Food for thought on the matter was served by Lim (right), who asked the audience to consider two questions at a personal level: Do they know of any loved ones who are members of the LGBT (lesbian, gay, bisexual, transgender) community or suspect that they might be, and do they think these people deserved to be persecuted, condemned and imprisoned?

“Section 377A and B, which is incidentally a colonial inheritance, does not discriminate between homosexual and heterosexual sex acts. A woman giving a man oral sex is considered a crime under Section 377; so are we going to prosecute a heterosexual couple for this act? Many things are [considered] sins in this world… If you look at the French law, Napoleon took out homosexuality as a crime in 1810. There is the issue of privacy to think about and consider,” he said.

Western ideology

Shamrayahu felt that the quest for gay rights is more of a western idealogy. “Do we want to be like the Netherlands which is now allowing civil relationships between same sex couples?”

To this, Lim gave the example of non-western countries, like India where the Delhi High Court struck down Section 377 A and B because they found that it was unconstitutional, citing that it hinders HIV+ schemes of education in schools.

“It’s not a question about the West versus the East. Among other countries that have struck off Section 377 are Cambodia, Japan, Laos, the Philippines, Vietnam and Thailand. Where does it say in our constitution that sexual minorities are supposed to be persecuted, humiliated?” he asked. Incidentally, The Netherlands has the lowest HIV rate in the world.

Lim added that the Malaysian LGBT community is suffering and stressed that Seksualiti Merdeka is not about promoting free sex; it’s only about a group of people who want to share personal accounts about how they have been discriminated against.

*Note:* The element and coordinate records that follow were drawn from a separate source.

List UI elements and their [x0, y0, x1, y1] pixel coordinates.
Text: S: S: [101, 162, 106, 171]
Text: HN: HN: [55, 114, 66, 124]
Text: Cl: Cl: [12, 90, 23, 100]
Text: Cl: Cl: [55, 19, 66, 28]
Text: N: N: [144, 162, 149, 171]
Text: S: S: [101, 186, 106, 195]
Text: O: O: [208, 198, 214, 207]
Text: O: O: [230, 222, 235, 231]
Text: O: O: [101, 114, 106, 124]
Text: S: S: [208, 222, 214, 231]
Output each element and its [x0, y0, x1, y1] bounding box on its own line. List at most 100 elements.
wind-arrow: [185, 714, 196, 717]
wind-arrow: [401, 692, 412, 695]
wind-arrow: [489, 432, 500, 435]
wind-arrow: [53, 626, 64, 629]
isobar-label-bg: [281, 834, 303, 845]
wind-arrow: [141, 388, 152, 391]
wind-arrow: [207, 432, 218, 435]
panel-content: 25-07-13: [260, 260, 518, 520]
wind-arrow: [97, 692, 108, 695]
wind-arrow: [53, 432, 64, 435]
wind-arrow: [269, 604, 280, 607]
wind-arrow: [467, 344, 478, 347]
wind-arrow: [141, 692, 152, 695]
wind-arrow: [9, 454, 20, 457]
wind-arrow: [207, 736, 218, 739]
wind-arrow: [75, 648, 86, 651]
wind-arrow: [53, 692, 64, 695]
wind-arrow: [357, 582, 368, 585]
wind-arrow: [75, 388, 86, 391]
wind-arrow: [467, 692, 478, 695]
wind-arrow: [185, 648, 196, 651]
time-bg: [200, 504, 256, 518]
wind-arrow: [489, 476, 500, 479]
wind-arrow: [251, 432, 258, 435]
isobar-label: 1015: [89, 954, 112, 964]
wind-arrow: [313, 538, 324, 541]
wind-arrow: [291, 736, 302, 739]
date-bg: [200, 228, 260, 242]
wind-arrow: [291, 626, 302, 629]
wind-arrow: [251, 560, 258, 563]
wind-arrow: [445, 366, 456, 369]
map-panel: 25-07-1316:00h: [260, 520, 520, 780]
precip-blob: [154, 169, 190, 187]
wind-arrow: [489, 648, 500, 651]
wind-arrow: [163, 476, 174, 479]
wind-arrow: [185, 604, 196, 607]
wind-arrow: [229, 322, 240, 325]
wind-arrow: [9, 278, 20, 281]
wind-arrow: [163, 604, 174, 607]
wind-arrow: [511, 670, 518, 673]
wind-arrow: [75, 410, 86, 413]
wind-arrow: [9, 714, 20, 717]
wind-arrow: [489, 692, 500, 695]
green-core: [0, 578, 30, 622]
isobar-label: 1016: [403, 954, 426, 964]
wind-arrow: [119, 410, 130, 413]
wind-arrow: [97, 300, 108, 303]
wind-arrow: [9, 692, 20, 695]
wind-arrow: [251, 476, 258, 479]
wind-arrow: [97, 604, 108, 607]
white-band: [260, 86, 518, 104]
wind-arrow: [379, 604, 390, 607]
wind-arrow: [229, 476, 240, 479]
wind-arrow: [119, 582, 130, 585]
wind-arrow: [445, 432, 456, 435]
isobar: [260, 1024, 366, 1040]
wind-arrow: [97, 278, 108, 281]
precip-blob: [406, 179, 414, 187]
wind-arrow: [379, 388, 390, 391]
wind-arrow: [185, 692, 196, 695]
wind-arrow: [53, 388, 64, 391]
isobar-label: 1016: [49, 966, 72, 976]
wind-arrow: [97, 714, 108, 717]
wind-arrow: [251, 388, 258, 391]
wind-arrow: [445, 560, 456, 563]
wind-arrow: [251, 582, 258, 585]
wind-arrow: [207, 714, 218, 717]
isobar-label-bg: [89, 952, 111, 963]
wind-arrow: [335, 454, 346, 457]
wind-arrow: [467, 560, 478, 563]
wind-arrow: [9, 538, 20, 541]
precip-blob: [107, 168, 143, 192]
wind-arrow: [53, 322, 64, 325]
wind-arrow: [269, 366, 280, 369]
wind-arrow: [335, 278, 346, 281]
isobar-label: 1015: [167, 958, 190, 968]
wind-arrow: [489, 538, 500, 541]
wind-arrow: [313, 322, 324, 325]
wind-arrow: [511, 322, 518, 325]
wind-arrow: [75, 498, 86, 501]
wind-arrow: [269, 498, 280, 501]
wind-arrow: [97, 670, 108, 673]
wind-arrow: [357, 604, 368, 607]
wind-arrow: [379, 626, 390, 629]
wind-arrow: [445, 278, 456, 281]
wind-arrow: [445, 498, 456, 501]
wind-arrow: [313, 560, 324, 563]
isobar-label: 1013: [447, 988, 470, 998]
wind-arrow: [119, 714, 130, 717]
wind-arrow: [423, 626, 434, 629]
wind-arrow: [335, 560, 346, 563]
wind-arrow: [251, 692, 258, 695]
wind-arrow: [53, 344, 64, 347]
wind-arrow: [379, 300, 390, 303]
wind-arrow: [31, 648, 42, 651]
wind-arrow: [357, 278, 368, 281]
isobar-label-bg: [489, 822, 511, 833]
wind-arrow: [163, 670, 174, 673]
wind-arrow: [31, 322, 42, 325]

“The situation is very sad. We should all just keep an open mind and think about the things we are saying here. Malaysians are very peaceful people. If we abolish Section 377A or B, do you think the gay community is going to have mardi gras to celebrate it? No, they won’t because this is matter of privacy and right. A right not to be persecuted, humiliated or discriminated against at its lowest common denominator,” he said.

From what was gathered at the forum, it’s plainly obvious that there is a need for a broader conceptual shift in the understanding of sexuality. Rather than having moralistic laws that maintain the hierarchy of the natural and the unnatural, there is a need for laws that recognise sexuality as a positive aspect of human life.